İşi olan öğretmenlerimizi de sadece ‘o gün’, yani her yılın 24 Kasım’ında hatırlıyoruz. Şarkıda söylendiği gibi; ‘Senede bir gün’. Küçüklerimiz bütün saf yürekleriyle öğretmenlerine çiçekler getiriyorlar. Tek dilekleri işlerini yapabilmek olan 267.000 öğretmen adayı ve gelir, statü, prestij olarak sosyal merdivenin hep en alt basamağında mücadele veren mevcut öğretmenler bir kenarda unutulup bilmem nerede bilmem hangi nedenle ‘yılın öğretmeni’ seçiliyor. Televizyonların haber bültenlerinde ara haber olarak bu günden söz ediliyor. Büyüklerimiz; öğretmenliğin kutsallığı üzerine, biraz merak etsek, araştırsak aynı yetkililerin geçen yılın 24 Kasım’ında aynı şeyleri söylediğini bulabileceğimiz büyük büyük,  standart, klişe laflar ediyorlar. Ve o gün, o tek gün de bitiveriyor. İşlem tamam!

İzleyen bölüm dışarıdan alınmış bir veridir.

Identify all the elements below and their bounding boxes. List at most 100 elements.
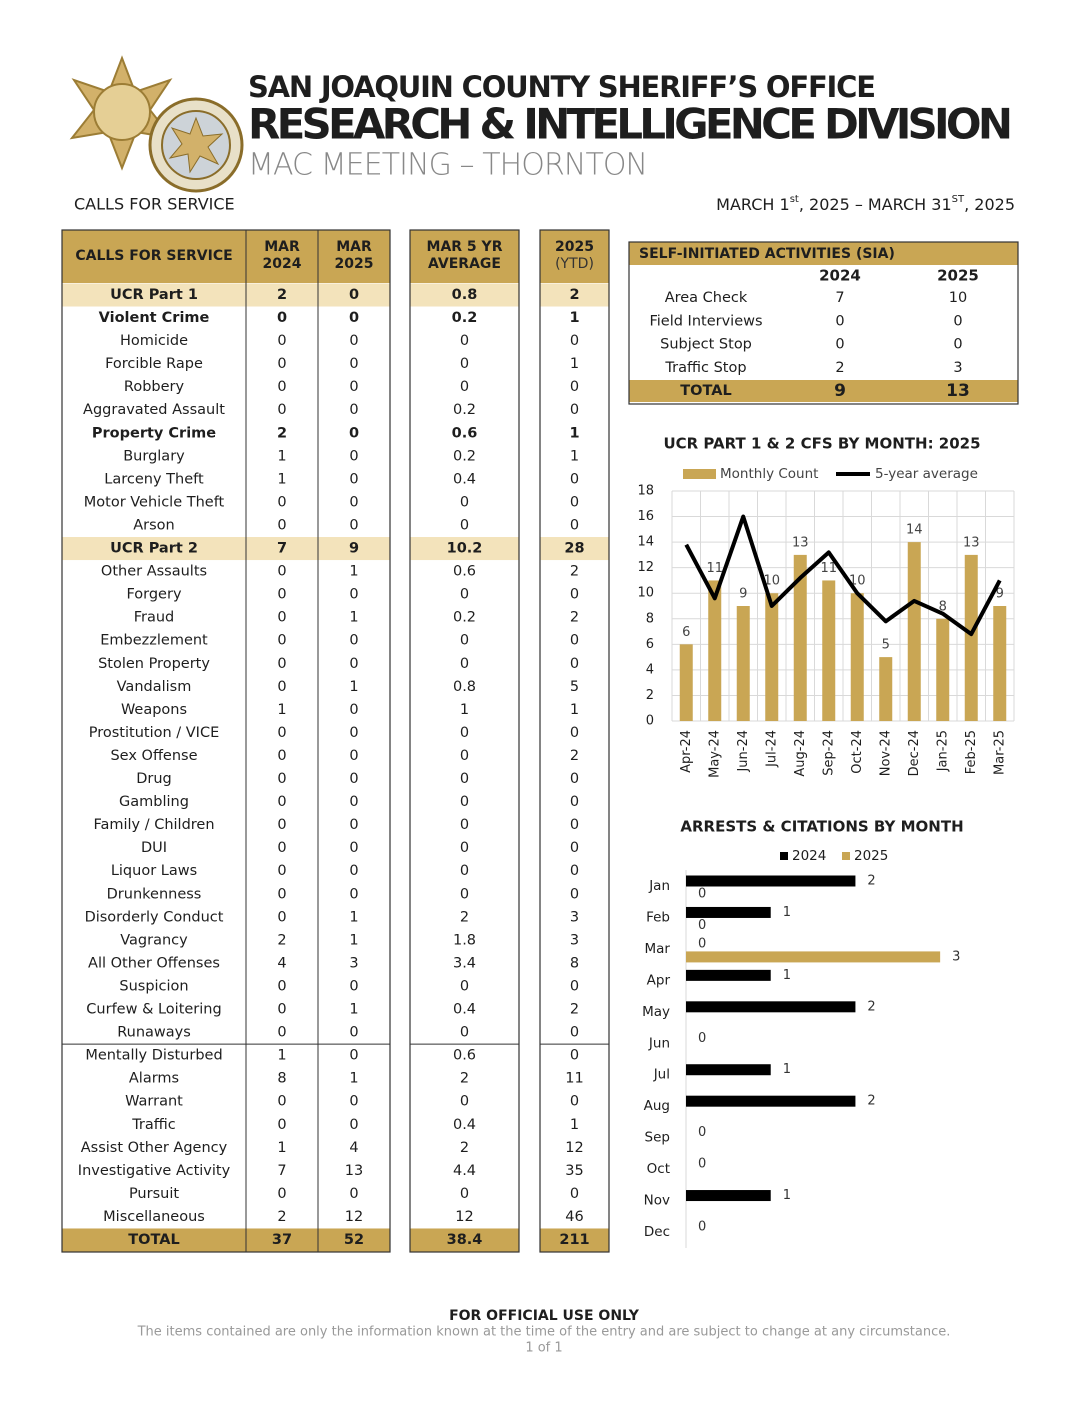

Sevgili dostlar, bu yazıya başlarken niyetim; 24 Kasım nedeniyle, Ayvalık’ta gördüğüm ilk ve orta öğrenimim boyunca; ailemin yanı sıra bugün ne olduysam o olmama en büyük katkıda bulunan öğretmenlerimi anmak, kendim ve aynı kuşaktan Ayvalıklı kardeşlerim adına o aziz insanlara yılların ardından şükranlarımı sunmaktı. Ama eğitimimiz; yukarıda satır başlarıyla aktardığım haldeyken; ilköğretimden üniversiteye kadar 5 öğretmen yetiştirmiş bir ailenin  ferdi olarak elimden ve içimden başka bir şey yazmak gelmedi. 24 Kasım her yıl olduğu gibi bu yıl da geçecek nasıl olsa, öğretmenlerimizle haftaya buluşuruz. 

Not: Rusya gezi notlarını bitirmiş değilim. İlerideki haftalarda Nazım’ın kabrinde randevumuz var.